Thursday, Oct. 7: ‘We need to do better’
Dayton Interim Director and Chief of Police Matt Carper released a message to the community and said officers and supervisors will complete training including diversity, equity and inclusion, de-escalation, bias-free policing and procedural justice.
“We need to do better, and this can be done by further developing the mutual respect and accountability necessary to make our city safer,” Carper said in the message.
Friday, Oct. 8: ‘The officers followed the law’
The local FOP released a statement defending the officers.
“The officers followed the law, their training and departmental policies and procedures,” Jerome Dix, president of Dayton Fraternal Order of Police Lodge #44, stated. “Sometimes the arrest of noncompliant individuals is not pretty, but is a necessary part of law enforcement to maintain public safety, which is one of the fundamental ideologies of our society.”
Also, Dayton Mayor Nan Whaley issued a statement saying the city remains committed to its ongoing community-led police reform process and providing transparency in such situations.
“The video of this police interaction is very concerning to me,” Whaley stated. “No matter where you live or what you look like, everyone deserves to be treated with dignity and respect when dealing with Dayton police.

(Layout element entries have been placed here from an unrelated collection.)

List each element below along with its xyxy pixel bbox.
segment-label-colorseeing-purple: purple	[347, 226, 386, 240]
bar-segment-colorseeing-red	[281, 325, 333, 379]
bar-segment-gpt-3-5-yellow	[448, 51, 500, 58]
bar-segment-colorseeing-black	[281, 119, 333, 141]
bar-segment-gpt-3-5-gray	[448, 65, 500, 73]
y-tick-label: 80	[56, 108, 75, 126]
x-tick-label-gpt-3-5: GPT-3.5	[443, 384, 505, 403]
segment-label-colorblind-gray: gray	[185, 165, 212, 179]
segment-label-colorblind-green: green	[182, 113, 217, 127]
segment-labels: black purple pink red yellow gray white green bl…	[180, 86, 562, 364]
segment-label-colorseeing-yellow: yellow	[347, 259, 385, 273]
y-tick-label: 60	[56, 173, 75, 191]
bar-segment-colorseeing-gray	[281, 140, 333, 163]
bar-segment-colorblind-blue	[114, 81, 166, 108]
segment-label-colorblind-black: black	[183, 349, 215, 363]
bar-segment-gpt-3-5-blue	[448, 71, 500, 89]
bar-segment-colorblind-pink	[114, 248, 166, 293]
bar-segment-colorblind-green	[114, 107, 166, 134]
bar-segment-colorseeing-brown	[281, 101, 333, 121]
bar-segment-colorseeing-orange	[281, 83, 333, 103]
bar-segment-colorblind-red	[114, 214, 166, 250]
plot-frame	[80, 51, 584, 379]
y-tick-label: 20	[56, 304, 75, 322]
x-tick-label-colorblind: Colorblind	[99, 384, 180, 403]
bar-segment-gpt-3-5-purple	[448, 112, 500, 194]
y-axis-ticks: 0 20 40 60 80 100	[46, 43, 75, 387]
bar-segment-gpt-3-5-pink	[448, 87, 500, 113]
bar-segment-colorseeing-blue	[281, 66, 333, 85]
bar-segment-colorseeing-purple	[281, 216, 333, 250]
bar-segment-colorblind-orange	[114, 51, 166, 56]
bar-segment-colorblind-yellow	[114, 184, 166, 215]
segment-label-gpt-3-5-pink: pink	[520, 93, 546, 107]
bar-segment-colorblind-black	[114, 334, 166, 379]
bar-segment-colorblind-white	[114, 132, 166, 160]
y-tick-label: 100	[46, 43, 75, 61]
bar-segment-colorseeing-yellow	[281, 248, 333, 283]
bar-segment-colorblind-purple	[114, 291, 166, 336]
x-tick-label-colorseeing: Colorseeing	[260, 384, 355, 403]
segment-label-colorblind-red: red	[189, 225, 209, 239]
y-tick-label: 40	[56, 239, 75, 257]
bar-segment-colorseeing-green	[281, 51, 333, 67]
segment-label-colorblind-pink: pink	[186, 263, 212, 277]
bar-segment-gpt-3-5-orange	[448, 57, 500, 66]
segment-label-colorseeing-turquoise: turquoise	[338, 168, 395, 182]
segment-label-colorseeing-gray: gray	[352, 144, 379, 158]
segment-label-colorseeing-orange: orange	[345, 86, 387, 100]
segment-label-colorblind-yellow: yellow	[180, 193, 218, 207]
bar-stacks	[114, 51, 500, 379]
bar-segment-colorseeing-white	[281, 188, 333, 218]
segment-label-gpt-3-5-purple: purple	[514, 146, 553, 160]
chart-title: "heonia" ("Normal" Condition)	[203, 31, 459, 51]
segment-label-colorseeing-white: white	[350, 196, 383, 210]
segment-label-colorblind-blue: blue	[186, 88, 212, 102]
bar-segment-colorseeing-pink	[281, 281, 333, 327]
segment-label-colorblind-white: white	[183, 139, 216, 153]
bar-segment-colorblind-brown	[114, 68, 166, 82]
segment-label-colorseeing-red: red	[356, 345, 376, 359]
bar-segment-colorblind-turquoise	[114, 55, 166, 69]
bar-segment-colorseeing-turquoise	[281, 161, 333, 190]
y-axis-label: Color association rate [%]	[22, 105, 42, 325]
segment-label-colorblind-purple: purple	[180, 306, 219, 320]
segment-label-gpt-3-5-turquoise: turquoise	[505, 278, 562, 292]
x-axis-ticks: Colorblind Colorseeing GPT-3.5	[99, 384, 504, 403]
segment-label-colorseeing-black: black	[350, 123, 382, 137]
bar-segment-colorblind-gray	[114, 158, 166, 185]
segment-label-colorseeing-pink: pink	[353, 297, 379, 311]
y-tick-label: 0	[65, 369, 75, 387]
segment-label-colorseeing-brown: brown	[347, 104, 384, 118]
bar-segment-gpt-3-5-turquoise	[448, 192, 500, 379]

Immediately following this interaction, the city released the body camera footage and a full investigation is already underway.”
Sunday, Oct. 10: Dayton NAACP speaks
The Dayton Unit of the NAACP held a press conference with Owensby, who is Black, and said that a complaint has been filed “for profiling him, unlawful arrest and illegal search and seizure of his vehicle. He was not read his rights before taken to jail, that is his complaint for our office.”

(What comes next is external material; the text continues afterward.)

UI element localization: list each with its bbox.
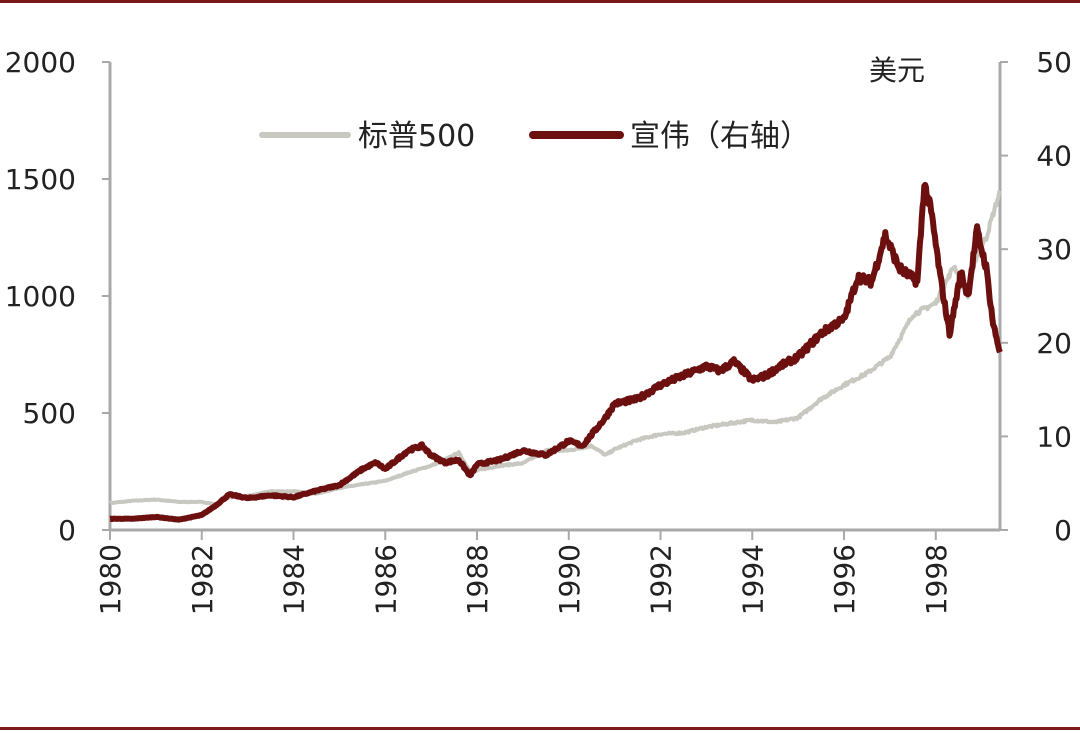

Monday, Oct. 11: National attention gained
The National Urban League called for the officers involved to be dismissed and prosecuted.
“The violence these officers inflicted on a man with a disability who poses no threat whatsoever is painful to watch,” NUL President and CEO Marc H. Morial said in a statement. “The senselessness of repeatedly ordering him to walk when he clearly says he cannot is mind-boggling. This is the behavior of officers so drunk with power they believe their own authority supersedes the laws of physics.”
Tuesday, Oct. 12: ‘The need for more de-escalation training’
The Ohio Legislative Black Caucus released a statement saying that the Dayton incident underlined the need for police reform in the state.
“I am saddened by the actions that I have seen displayed on the body camera footage of the officer who removed Clifford Owensby from his vehicle,” Rep. Willis Blackshear said in a statement. “This incident demonstrates the need for more de-escalation training, and also demonstrates the importance of body cameras. There is no way for us to change the events that happened, but we must continue to work to prevent this from happening in the future.”
Also that day, a group of concerned citizens organized and announced that they planned to protest at the Dayton City Commission meeting.
Wednesday, Oct. 13: Protests at City Hall
Nine speakers addressed the Dayton City Commission condemning the actions of the officers involved in the traffic stop. They called for the officers to be terminated or suspended without pay. After the public comment, Whaley began speaking about the incident but was interrupted by Owensby and some of his supporters who left the meeting while it was in progress.
Some who walked out joined a group of protestors outside who chanted and spoke about the need for change in policing in Dayton. Owensby’s mother, Caroline Smith spoke during the protest outside.
“I’m angry and upset, not just for my son but for every Black man, every Black woman,” she said.